This Microsoft Excel worksheet allows you to compare the tax costs of holding on to a bad taxable fund (high costs, or high taxes) versus paying the tax bill now to switch. You only need to edit lines 2-3 to give current tax rates, and line 7 to list your current holdings in Funds A and B and their basis. The "Tax on distributions" is the total tax you pay, not the rate; the "Future" CG tax is the tax rate that will apply when you sell the funds.
The worksheet is currently set up to compare two funds which are identical except that Fund A has 0.5% higher expenses; both funds yield 2% in qualified dividends or long-term gains, and the 2008 tax rate of 15% is assumed to be permanent. It takes eight years for this difference to make up for the 7.5% immediate tax loss for switching, because switching increases your tax basis.

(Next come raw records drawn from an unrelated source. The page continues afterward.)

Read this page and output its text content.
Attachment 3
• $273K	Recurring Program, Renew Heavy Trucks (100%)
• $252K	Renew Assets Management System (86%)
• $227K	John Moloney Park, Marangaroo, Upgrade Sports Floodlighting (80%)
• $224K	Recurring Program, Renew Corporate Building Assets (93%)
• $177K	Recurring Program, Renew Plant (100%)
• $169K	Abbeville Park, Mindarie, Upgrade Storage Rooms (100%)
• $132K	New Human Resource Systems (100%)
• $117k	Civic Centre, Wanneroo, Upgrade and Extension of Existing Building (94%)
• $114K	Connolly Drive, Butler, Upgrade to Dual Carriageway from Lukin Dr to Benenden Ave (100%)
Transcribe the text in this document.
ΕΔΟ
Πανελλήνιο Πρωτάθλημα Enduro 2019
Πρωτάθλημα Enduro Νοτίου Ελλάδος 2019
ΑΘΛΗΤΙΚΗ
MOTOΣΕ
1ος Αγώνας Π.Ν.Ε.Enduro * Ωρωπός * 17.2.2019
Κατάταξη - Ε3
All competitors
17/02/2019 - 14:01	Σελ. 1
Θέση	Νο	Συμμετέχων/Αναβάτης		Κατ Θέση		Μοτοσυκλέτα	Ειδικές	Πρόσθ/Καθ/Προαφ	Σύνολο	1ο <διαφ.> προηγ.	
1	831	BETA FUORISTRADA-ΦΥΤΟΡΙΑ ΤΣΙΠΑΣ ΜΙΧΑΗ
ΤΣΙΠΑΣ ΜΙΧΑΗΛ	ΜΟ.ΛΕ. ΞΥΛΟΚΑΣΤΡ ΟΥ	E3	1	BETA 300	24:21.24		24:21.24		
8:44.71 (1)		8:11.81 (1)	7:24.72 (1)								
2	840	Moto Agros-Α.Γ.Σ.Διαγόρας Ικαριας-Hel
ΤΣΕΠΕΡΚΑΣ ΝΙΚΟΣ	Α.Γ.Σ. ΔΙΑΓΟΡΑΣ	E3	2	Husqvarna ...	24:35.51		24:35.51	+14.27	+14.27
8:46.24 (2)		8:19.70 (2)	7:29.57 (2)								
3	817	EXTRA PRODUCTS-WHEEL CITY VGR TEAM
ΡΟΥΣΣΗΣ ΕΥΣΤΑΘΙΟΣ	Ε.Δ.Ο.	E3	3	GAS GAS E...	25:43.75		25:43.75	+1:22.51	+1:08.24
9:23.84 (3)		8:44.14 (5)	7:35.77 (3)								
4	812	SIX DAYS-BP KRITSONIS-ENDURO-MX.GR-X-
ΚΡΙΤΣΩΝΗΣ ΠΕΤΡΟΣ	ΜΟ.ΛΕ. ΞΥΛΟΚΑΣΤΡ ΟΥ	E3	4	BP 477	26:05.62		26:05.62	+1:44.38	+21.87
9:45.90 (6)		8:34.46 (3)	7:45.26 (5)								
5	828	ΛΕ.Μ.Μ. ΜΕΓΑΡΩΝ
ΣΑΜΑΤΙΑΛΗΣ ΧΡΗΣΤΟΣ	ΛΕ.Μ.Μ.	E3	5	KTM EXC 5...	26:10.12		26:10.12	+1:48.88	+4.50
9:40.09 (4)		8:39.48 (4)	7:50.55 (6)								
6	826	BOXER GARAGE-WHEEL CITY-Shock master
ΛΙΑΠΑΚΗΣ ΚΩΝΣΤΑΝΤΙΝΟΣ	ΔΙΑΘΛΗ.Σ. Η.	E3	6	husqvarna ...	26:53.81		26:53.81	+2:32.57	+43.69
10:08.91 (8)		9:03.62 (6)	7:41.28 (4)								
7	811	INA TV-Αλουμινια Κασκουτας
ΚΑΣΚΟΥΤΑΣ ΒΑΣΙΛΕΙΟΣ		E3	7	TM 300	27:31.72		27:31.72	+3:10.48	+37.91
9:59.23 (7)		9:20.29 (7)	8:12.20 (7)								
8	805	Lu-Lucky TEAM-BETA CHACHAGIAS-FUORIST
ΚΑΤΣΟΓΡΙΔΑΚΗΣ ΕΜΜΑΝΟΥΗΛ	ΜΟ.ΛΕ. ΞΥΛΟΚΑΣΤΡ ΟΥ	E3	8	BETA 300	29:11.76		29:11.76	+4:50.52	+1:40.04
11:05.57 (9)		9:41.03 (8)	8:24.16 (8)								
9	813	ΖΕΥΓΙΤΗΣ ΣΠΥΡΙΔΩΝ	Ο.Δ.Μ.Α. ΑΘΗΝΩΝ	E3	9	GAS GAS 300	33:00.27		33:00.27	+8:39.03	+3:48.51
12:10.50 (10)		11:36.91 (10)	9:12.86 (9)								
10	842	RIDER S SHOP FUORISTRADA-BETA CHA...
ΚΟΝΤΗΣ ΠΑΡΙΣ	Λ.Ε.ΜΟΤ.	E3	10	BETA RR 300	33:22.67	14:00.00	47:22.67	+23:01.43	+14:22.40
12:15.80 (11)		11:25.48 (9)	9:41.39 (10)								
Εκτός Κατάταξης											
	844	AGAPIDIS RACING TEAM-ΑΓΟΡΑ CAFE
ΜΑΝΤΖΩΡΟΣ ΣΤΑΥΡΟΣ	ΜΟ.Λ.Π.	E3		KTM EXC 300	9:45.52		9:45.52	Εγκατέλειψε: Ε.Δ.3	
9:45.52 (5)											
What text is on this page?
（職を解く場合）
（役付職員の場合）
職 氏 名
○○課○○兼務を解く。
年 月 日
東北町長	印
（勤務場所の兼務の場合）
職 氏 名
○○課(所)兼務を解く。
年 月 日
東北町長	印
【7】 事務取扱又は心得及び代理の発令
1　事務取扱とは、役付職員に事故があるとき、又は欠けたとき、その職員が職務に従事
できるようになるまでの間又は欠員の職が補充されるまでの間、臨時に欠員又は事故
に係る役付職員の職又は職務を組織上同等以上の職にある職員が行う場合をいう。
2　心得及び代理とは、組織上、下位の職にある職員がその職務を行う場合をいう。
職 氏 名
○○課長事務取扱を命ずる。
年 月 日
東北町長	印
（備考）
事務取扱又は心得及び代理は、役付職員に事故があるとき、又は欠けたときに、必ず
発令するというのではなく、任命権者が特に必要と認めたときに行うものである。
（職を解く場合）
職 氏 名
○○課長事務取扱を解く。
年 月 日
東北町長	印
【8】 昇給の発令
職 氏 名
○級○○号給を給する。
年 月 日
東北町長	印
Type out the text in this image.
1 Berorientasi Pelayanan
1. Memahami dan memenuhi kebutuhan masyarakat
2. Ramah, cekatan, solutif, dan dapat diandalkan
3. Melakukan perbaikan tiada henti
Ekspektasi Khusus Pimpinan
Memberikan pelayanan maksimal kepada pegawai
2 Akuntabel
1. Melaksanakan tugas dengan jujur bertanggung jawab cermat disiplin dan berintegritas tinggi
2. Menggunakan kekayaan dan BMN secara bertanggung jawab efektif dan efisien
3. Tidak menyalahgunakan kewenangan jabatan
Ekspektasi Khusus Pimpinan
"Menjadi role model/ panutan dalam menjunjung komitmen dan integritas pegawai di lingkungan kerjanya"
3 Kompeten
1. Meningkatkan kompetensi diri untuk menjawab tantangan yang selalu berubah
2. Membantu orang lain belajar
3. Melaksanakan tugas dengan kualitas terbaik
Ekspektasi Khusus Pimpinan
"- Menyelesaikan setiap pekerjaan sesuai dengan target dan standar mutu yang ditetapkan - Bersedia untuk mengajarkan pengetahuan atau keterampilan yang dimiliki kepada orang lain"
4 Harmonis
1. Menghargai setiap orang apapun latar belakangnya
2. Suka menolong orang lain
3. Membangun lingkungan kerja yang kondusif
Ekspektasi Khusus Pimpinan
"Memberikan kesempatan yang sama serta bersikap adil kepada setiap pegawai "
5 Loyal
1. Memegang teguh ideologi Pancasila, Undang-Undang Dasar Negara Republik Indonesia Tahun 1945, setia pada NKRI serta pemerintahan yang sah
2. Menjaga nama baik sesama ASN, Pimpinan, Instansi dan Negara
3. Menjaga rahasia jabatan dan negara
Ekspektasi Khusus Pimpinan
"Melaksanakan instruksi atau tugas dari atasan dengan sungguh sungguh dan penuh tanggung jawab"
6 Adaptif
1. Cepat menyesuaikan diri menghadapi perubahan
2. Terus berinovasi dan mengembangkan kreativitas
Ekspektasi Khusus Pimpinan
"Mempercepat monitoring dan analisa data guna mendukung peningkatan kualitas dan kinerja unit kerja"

The assumption made in the worksheet is that you will reinvest all distributions in Fund B, whether you sell your Fund A now or keep it, since you prefer Fund B. The after-tax value is the amount you will have left after a given number of years after selling the funds and paying the capital-gains tax; if you plan to sell the funds over a long time period (such as retirement), use the line which corresponds to the middle of retirement for the comparison.
General disclaimer: any calculations made with this worksheet are only as accurate as the assumptions made about future returns and taxes; past performance of the funds is not an estimate of future results. This worksheet is not intended to provide financial or tax advice; consult a financial or tax advisor.